I am facing a peculiar situation that I need some help with. I have a job that succeeds just fine most times but recently has been giving me troubles. I am running spark 2.1 on YARN from a jupyter notebook on HDP 2.6.2
I can see that the spark session shuts down for some unknown reason and the job fails.
When I dig through the errors I can see that from the YARN logs, the spark context has been shutdown because of executor failures with the following error message.
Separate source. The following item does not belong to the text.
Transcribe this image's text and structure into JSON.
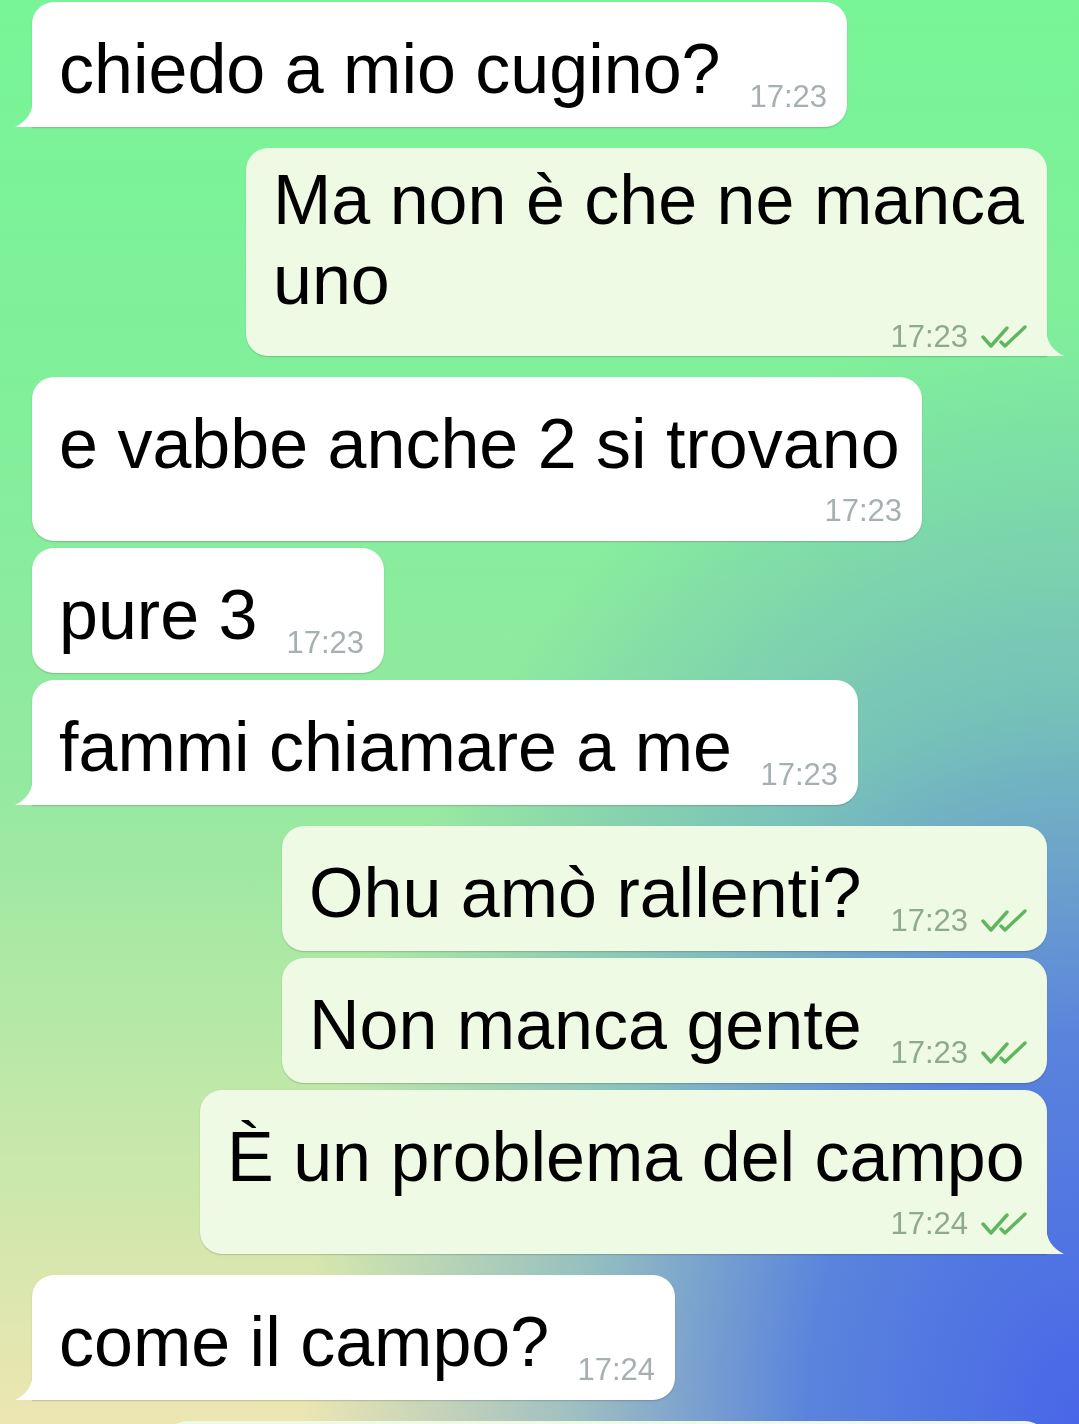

18/04/04 11:20:41 INFO ApplicationMaster: Final app status: FAILED, exitCode: 11, (reason: Max number of executor failures (10) reached)
I was curious about why this started happening but I also noticed that recently I was a lot of error messages about initialization of containers failures as seen below.
WARN YarnSchedulerBackend$YarnSchedulerEndpoint: Container marked as failed: container_e358_1521934670303_16356_01_000071 on host: x. Exit status: -1000. Diagnostics: Application application_1521934670303_16356 initialization failed (exitCode=255) with output: main : command provided 0 main : run as user is x main : requested yarn user is x
And as expected, I increased the threshold for executor failure from the default to 100 and set the timeout interval to 15 minutes because this was a long running notebook and it worked. But what I would like to understand is what is causing these containers to fail?
I couldnt find anything interesting on the yarn logs or the driver logs. The container logs dont exist at all because the initialization failed directly. I am not sure if this could be because of preemption on the YARN queues.
Any help on understanding/debugging these logs would be incredibly useful.
You would have to start by looking into the executor failures. As you said that this jobs was working fine earlier and recently you were facing this issue. In that case I believe the maximum executor failures was set to 10 and it was working fine. But now the no of executor failures started increasing more than 10. Executor failures may be due to resource unavailability as well. So you may need to consider the cluster resource/ memory availability at the time of your job execution as well. Hope it helps!
Enough resources were available on the cluster, so dont think that was an issue. And I have dynamic resource allocation configured so it should just not allocate more resources than what is available and scale up when it needs more. I havent really changed the memory or CPUs requested per executor so that shouldnt be a problem either.
Turns out that some of our node managers had some inconsistency with their java version for some reason and this caused issues with memory allocation during the executor creation! Disabled those node managers for now and the issue disappears. It was quite difficult to trace this issue without a proper stacktrace from YARN that lead to this issue.